By by simonwakefield [CC-BY-2.0 (http://creativecommons.org/licenses/by/2.0)], via Wikimedia Commons

By by simonwakefield [CC-BY-2.0 (http://creativecommons.org/licenses/by/2.0)%5D, via Wikimedia Commons

Overland foot travel in winter requires extra care, like warm clothing. But there is one element even more critical,  that, unlike clothing, can not be added or subtracted easily at will.

Sunlight.

By liz west (Sundial) [CC-BY-2.0 (http://creativecommons.org/licenses/by/2.0)], via Wikimedia Commons

By liz west (Sundial) [CC-BY-2.0 (http://creativecommons.org/licenses/by/2.0)%5D, via Wikimedia Commons

True enough that hiking in the dark could be augmented with a bright headlamp. But there is no substitute for pervasive sunlight, the way it illuminates earth and sky. Regrettably, in the Winter, natural light is in short supply. Even on sunny Winter days, the radiance of the sun seems dim and insufficient. The sun can not bathe us in an intense bright  light from its low wintry perch no matter how much we strain to see.

Sundials have been in use for thousands of years, marking the sun’s transit across the sky. Once ancient people realized that our shadows shorten from morning until noon and than lengthen again toward evening, they could use that information to build reliable sun clocks, using a shadow to mark time. Sundials date back to ancient Egypt about 3,500 years ago and a reference to a sundial exists in the Book of Isaiah (38:8): “Behold, I will cause the shadow of the dial, which is gone down on the sun-dial of Ahaz, to return backward ten degrees.’ So the sun returned ten degrees, by which degrees it was gone down.”

Even Stonehenge is thought to be an ancient sun dial of sorts, not marking the hours of the day but marking rather the annual interconnected cycle of the sun and the earth, identifying both the shortest and longest days. And Stonehenge scholars believe that the midwinter solstice was more important to its worshippers than the summer solstice. Perhaps the reaffirmation of the sun’s travel across the sky was most appreciated in the depths of the dark winter days.

Sundials mark the passing of daylight, not by the sun’s light but by its shadow when the light hits the dial’s ‘gnomon’, the element that obstructs the light and casts the shadow.  Winter hikers are quite familiar with their shadow since the leaf cover that often shades the trail is absent, allowing light to filter its way down through the naked branches. Walk east in the early parts of the day and your shadow follows you, urging you along the way. Walk west and your shadow leads the way, pulling you along the trail,  the absence of light your personal guide.

You are your gnomon.

Photo source: Wikipedia, by Willy Leenders

Photo source: Wikipedia, by Willy Leenders

We know shadows from our early childhood. Shadow plays on the wall in nursery school. Picture books about frightened children cowering from their giant shadow. We know about shadows from language and literature. To Cast a Giant Shadow comes to mind. “Yeah though I walk through the valley of the shadow of death” is a more somber example from the book of Psalms.

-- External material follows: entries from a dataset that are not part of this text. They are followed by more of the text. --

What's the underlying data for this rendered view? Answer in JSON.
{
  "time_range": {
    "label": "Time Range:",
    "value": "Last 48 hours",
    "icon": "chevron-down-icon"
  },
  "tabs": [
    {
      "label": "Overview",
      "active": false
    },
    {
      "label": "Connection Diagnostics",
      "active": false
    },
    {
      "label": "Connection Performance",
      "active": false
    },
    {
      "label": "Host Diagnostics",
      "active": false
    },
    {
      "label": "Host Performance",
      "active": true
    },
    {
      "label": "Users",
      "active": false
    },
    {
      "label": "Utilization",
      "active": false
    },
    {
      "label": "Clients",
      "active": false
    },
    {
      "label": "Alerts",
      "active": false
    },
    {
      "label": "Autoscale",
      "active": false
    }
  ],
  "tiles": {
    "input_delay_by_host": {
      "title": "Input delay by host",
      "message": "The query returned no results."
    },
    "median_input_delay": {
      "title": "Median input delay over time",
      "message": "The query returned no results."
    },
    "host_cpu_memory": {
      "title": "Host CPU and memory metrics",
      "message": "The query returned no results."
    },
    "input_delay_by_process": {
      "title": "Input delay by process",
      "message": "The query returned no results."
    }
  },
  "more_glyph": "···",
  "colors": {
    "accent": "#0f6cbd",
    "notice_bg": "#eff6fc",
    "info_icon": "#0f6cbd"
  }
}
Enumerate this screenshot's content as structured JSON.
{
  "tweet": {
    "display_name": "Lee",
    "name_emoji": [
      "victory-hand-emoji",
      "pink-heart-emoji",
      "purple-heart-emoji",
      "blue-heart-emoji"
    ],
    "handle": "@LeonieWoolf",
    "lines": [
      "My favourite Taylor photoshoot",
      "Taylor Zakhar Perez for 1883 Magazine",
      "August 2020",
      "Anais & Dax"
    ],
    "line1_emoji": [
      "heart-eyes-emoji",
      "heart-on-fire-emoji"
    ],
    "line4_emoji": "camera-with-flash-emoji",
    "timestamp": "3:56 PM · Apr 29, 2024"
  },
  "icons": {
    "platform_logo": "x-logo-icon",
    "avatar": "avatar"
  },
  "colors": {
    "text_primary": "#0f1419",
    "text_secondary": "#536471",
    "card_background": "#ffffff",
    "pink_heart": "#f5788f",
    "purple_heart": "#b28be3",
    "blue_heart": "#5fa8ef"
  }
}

Yet light is what we crave in the winter and even though sun beams reach the forest floor those rays of golden light still seem without their full luster. And it is our shadow that reminds us of both the presence of the sun and the absence of its light.

Now slowly approaching winter’s mid point the sun rises earlier and sets later and later if only by a few minutes at a time, increasing daylight by an additional two minutes each day by the end of January. While the sunlight has not yet fully awoken buds and bulbs from their sleep, we can see our way on wintry walks in the woods for longer and longer each passing day.  Just follow you shadow toward the light.